Tuesday, December 13, 2005

FBI Hounds Whistleblower Into Early Retirement

An FBI Inspector General's internal report says that the Bureau used poor tradecraft, doctored records, and harassed a whistleblower in a 2002 "terrorism" case. The whistleblower, an FBI agent, ended up quitting in 2004 after suffering for exposing wrongdoing in the Tampa, Florida case.

The IG report, a draft copy of which was obtained by Government Executive magazine, details allegations by then-FBI agent Michael German and the subsequent retaliation against him by his supervisors.

The malfeasance in this case looks indicative of wider problems Bureau-wide. German is quoted as writing in response to the report:

"These are important findings that demonstrate a dangerous lack of internal controls within the FBI that calls the integrity of every FBI investigation into question," he wrote. "The administration, Congress and the American public should be gravely concerned about these findings under the current national security threat situation."

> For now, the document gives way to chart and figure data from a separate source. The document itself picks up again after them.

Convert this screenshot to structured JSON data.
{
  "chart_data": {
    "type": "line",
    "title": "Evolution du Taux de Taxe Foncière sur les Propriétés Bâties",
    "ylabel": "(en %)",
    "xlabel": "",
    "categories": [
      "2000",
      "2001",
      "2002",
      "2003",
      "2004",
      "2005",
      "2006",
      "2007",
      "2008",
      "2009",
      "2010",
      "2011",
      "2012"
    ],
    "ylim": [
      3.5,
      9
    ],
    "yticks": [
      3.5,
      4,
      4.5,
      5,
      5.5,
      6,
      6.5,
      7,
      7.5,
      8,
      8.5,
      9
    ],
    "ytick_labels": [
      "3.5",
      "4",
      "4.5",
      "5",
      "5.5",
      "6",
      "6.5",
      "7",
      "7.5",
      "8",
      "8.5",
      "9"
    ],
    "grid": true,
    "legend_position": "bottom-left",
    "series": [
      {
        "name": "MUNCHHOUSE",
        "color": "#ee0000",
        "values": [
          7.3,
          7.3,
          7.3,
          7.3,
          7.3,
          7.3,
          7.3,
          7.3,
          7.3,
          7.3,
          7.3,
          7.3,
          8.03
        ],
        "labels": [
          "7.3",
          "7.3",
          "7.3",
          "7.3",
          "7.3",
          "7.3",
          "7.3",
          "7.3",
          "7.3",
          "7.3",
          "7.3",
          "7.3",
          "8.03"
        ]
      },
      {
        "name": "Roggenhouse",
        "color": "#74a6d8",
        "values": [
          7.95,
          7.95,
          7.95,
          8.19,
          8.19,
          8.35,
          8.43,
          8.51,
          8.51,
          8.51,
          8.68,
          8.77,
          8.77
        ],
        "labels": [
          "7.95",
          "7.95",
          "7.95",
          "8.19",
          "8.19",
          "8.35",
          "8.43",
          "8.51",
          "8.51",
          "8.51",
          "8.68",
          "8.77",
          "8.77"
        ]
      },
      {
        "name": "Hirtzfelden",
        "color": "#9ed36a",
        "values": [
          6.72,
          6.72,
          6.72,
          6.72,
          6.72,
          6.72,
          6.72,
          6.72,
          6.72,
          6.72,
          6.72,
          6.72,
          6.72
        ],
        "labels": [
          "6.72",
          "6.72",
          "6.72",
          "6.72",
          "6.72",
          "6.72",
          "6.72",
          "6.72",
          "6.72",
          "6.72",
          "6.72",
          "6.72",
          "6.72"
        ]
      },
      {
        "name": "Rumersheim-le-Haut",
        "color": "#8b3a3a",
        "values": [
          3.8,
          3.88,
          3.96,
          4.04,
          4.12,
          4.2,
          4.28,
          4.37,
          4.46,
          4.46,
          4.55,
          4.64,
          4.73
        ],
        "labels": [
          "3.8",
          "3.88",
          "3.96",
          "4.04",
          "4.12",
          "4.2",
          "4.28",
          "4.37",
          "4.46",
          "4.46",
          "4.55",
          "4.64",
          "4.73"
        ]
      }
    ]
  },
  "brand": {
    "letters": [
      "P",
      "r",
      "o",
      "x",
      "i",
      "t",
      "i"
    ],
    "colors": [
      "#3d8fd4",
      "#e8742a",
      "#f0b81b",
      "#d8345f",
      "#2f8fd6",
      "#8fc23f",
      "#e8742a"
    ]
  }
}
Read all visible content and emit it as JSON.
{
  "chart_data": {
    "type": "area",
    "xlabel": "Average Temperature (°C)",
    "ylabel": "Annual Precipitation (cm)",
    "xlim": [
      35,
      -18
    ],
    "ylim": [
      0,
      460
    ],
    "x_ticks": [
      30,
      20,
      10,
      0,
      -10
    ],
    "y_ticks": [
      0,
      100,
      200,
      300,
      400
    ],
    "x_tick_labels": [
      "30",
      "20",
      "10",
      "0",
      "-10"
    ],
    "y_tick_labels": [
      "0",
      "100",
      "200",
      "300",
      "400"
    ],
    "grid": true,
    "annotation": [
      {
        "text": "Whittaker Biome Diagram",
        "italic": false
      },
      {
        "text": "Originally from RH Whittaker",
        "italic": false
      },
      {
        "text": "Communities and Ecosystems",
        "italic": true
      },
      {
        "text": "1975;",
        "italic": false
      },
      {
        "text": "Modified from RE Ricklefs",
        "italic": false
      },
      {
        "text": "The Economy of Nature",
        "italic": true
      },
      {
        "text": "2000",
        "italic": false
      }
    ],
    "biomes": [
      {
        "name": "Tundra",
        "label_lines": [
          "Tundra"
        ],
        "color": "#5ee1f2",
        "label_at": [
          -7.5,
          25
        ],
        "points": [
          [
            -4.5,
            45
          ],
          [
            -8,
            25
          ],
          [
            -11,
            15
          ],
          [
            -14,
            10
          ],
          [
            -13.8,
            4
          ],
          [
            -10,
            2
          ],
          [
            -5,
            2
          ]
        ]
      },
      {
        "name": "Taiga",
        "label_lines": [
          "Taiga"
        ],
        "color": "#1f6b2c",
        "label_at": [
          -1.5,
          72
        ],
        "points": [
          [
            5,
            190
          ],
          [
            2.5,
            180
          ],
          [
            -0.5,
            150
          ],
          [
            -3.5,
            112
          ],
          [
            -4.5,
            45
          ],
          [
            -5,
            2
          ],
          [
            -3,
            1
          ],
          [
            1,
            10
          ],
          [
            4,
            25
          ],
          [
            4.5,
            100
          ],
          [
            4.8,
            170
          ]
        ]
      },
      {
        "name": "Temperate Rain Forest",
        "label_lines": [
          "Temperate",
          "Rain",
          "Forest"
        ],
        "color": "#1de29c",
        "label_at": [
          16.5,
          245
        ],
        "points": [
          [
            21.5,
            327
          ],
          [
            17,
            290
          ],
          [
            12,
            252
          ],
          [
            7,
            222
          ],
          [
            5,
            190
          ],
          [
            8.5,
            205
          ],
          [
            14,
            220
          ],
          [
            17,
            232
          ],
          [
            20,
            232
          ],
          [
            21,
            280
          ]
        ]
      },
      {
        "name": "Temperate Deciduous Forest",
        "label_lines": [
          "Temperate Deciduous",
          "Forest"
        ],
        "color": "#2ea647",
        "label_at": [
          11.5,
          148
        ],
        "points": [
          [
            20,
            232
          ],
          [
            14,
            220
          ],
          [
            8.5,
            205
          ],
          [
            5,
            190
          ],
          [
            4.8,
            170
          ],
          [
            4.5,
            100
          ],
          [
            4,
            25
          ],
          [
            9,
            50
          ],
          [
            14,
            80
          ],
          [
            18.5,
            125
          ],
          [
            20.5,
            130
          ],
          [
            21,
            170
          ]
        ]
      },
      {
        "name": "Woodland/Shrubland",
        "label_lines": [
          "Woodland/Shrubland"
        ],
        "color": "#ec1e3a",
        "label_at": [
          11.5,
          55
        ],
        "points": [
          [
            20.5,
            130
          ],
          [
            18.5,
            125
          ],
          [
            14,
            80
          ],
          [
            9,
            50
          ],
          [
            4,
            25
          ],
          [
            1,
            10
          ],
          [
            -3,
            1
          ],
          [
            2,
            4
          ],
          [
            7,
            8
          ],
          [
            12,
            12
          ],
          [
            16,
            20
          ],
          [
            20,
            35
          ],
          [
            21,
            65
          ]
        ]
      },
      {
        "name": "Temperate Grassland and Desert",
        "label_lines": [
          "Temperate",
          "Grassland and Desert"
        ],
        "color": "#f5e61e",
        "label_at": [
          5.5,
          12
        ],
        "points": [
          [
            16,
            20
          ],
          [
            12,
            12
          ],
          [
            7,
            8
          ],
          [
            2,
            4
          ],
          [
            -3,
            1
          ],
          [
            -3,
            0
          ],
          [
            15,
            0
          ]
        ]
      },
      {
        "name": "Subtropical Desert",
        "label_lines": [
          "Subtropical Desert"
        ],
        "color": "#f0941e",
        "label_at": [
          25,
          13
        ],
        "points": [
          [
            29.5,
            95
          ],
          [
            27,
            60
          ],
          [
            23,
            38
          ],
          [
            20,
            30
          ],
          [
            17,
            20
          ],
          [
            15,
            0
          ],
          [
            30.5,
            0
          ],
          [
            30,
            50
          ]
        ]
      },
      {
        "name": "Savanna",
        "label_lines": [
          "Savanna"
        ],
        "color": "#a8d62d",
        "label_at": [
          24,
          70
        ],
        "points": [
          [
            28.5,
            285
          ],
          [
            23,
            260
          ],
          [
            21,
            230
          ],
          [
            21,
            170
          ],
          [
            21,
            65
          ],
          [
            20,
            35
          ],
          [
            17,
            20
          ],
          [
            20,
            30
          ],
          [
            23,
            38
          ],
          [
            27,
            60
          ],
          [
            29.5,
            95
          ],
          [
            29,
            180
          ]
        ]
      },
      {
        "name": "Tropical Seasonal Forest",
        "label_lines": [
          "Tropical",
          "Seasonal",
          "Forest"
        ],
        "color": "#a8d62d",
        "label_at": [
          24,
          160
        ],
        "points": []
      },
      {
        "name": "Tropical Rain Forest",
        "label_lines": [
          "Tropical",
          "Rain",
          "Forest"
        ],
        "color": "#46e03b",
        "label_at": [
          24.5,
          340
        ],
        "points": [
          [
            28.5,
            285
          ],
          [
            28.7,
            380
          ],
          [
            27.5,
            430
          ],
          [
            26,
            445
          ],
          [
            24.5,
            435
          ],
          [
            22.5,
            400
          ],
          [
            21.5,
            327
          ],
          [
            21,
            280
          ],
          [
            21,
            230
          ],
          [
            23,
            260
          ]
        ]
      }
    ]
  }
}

German first attempted to get the FBI's Office of Professional Responsibility to do their job and investigate his charges of official wrongdoing, but they declined. Among German's charges were the changing of dates in official FBI reports on the case. One would think that something as potentially cut and dried as that would be grist for the investigative mill. Not in this case. Falsifying documents as a law-enforcement tool must be too valuable a tool for the feds to consider proscribing.

I detect a lawsuit against the government coming.